DePaul University neuroscientist collaborates with social work and game design faculty
CHICAGO—(ENEWSPF)—April 27, 2018
Contact: Kristin Claes Mathews
Loss of memory, trouble concentrating and an unstable mood are among the indicators of traumatic brain injury and a research focus of Dorothy Kozlowski, a neuroscientist at DePaul University. Kozlowski’s research has informed her efforts in Chicago to help kids protect their brains while playing sports.
When a colleague mentioned he does similar work with victims of domestic violence in Arizona, “bells went off” for Kozlowski. Now she is teaming up with faculty from DePaul’s social work and game design programs to raise awareness in Chicago about the intersection of traumatic brain injury and domestic violence.
“Survivors themselves don’t equate some of the issues they’re having with memory or emotionality with the fact that they’ve probably suffered traumatic brain injury in some way,” said Kozlowski, a Vincent de Paul Professor of Biological Sciences and director of DePaul’s neuroscience program. She added, “Individuals who suffer from domestic violence also have a high propensity for concussions.”
Bringing awareness to Chicago
Sonya Crabtree-Nelson, an assistant professor of social work, and Doris Rusch, associate professor of game design, are collaborators on the project. In early 2018, they organized a conference that drew 120 people into packed sessions, including local police, health care providers, social workers and attorneys. “It was really a diverse group of individuals who care about victims of interpersonal violence,” said Kozlowski.

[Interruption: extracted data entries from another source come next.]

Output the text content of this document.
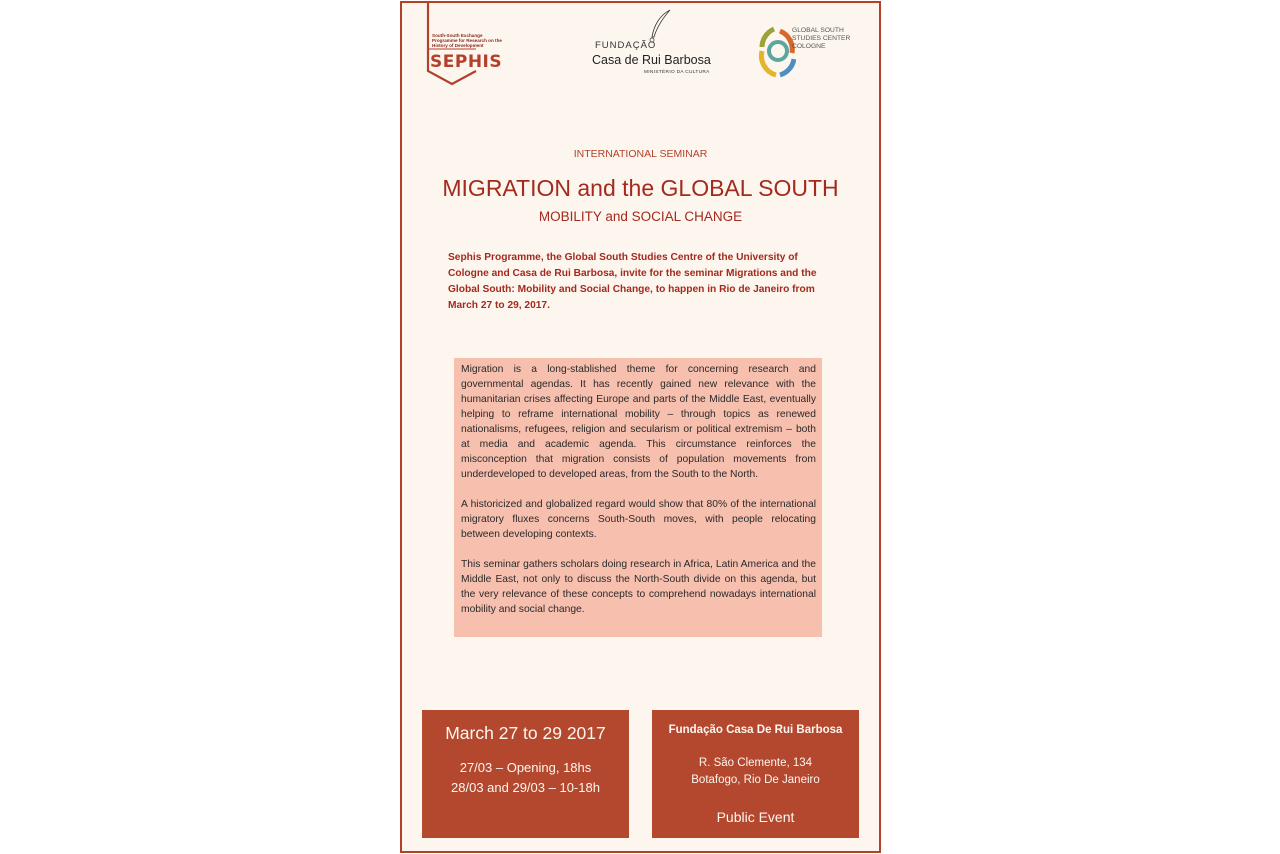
South-South Exchange Programme for Research on the History of Development
SEPHIS
FUNDAÇÃO
Casa de Rui Barbosa
MINISTÉRIO DA CULTURA
GLOBAL SOUTH
STUDIES CENTER
COLOGNE
INTERNATIONAL SEMINAR
MIGRATION and the GLOBAL SOUTH
MOBILITY and SOCIAL CHANGE
Sephis Programme, the Global South Studies Centre of the University of Cologne and Casa de Rui Barbosa, invite for the seminar Migrations and the Global South: Mobility and Social Change, to happen in Rio de Janeiro from March 27 to 29, 2017.

Migration is a long-stablished theme for concerning research and governmental agendas. It has recently gained new relevance with the humanitarian crises affecting Europe and parts of the Middle East, eventually helping to reframe international mobility – through topics as renewed nationalisms, refugees, religion and secularism or political extremism – both at media and academic agenda. This circumstance reinforces the misconception that migration consists of population movements from underdeveloped to developed areas, from the South to the North.

A historicized and globalized regard would show that 80% of the international migratory fluxes concerns South-South moves, with people relocating between developing contexts.

This seminar gathers scholars doing research in Africa, Latin America and the Middle East, not only to discuss the North-South divide on this agenda, but the very relevance of these concepts to comprehend nowadays international mobility and social change.

March 27 to 29 2017
27/03 – Opening, 18hs
28/03 and 29/03 – 10-18h
Fundação Casa De Rui Barbosa
R. São Clemente, 134
Botafogo, Rio De Janeiro
Public Event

One of the keynote speakers was Jonathan Lifshitz from the University of Arizona College of Medicine, who described how the Phoenix area has implemented screening and care for traumatic brain injury across law enforcement, health care and domestic violence agencies. The big takeaway? Start small, said Crabtree-Nelson, who worked for many years as a clinical social worker in Chicago.
“Usually we’re paying more attention to survivors’ immediate needs like getting to safety, finding housing and counseling,” said Crabtree-Nelson. She said Lifshitz’s presentation energized the group in Chicago to think about ways to incorporate screening for traumatic brain injury at the local level. The Chicago Metropolitan Battered Women’s Network is a community partner for the project, and executive director Kathy Doherty spoke on the panel discussion about ways to move the work forward in Chicago.

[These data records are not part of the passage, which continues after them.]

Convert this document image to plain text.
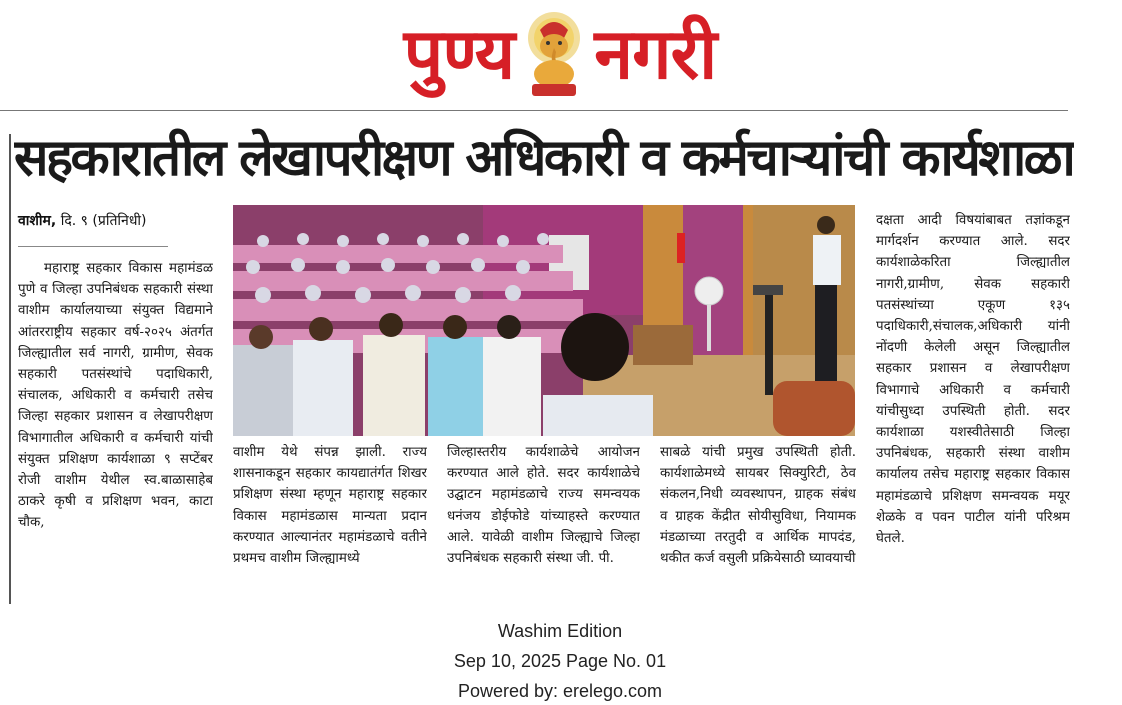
पुण्य नगरी
सहकारातील लेखापरीक्षण अधिकारी व कर्मचाऱ्यांची कार्यशाळा
वाशीम, दि. ९ (प्रतिनिधी)
महाराष्ट्र सहकार विकास महामंडळ पुणे व जिल्हा उपनिबंधक सहकारी संस्था वाशीम कार्यालयाच्या संयुक्त विद्यमाने आंतरराष्ट्रीय सहकार वर्ष-२०२५ अंतर्गत जिल्ह्यातील सर्व नागरी, ग्रामीण, सेवक सहकारी पतसंस्थांचे पदाधिकारी, संचालक, अधिकारी व कर्मचारी तसेच जिल्हा सहकार प्रशासन व लेखापरीक्षण विभागातील अधिकारी व कर्मचारी यांची संयुक्त प्रशिक्षण कार्यशाळा ९ सप्टेंबर रोजी वाशीम येथील स्व.बाळासाहेब ठाकरे कृषी व प्रशिक्षण भवन, काटा चौक,
वाशीम येथे संपन्न झाली. राज्य शासनाकडून सहकार कायद्यातंर्गत शिखर प्रशिक्षण संस्था म्हणून महाराष्ट्र सहकार विकास महामंडळास मान्यता प्रदान करण्यात आल्यानंतर महामंडळाचे वतीने प्रथमच वाशीम जिल्ह्यामध्ये
जिल्हास्तरीय कार्यशाळेचे आयोजन करण्यात आले होते. सदर कार्यशाळेचे उद्घाटन महामंडळाचे राज्य समन्वयक धनंजय डोईफोडे यांच्याहस्ते करण्यात आले. यावेळी वाशीम जिल्ह्याचे जिल्हा उपनिबंधक सहकारी संस्था जी. पी.
साबळे यांची प्रमुख उपस्थिती होती. कार्यशाळेमध्ये सायबर सिक्युरिटी, ठेव संकलन,निधी व्यवस्थापन, ग्राहक संबंध व ग्राहक केंद्रीत सोयीसुविधा, नियामक मंडळाच्या तरतुदी व आर्थिक मापदंड, थकीत कर्ज वसुली प्रक्रियेसाठी घ्यावयाची
दक्षता आदी विषयांबाबत तज्ञांकडून मार्गदर्शन करण्यात आले. सदर कार्यशाळेकरिता जिल्ह्यातील नागरी,ग्रामीण, सेवक सहकारी पतसंस्थांच्या एकूण १३५ पदाधिकारी,संचालक,अधिकारी यांनी नोंदणी केलेली असून जिल्ह्यातील सहकार प्रशासन व लेखापरीक्षण विभागाचे अधिकारी व कर्मचारी यांचीसुध्दा उपस्थिती होती. सदर कार्यशाळा यशस्वीतेसाठी जिल्हा उपनिबंधक, सहकारी संस्था वाशीम कार्यालय तसेच महाराष्ट्र सहकार विकास महामंडळाचे प्रशिक्षण समन्वयक मयूर शेळके व पवन पाटील यांनी परिश्रम घेतले.
Washim Edition
Sep 10, 2025 Page No. 01
Powered by: erelego.com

Games deepen understanding of domestic violence
Rusch is bringing her skills as a game designer to the project. She works in the Deep Games Lab at DePaul, creating games that build empathy for people suffering from mental illness and other health issues. Rusch started by interviewing survivors of abusive relationships at a local domestic violence organization, Between Friends. She heard what gave them strength — like holding onto a child’s baby sock during courtroom proceedings — as well as how it felt to be trapped in an abusive relationship. “I have some personal experiences with this, and I know it can happen to anyone,” said Rusch.
This spring, Rusch and her students will build a game that mirrors the experiences that survivors shared. “The game will be about educating young adults about healthy relationships, as well as the components that lead to an abusive relationship,” Rusch said.
She is also designing the game to help remove some of the stigma that survivors experience by showing family, friends and caregivers how it feels to be trapped in an abusive relationship. “Games can help convey complex experiences,” said Rusch. “They enable understanding in a powerful way that can create dialogue and discourse,” she added.
Moving forward, the DePaul researchers have identified a strong group of local collaborators who will decide what the next steps should be to address the issue. “We’re just starting this in Chicago,” said Kozlowski. “We’re trying to educate those who work with survivors, but in the future we’re also hoping to reach those who’ve suffered abuse themselves … to let them know that some of their symptoms could be caused by traumatic brain injury,” Kozlowski said.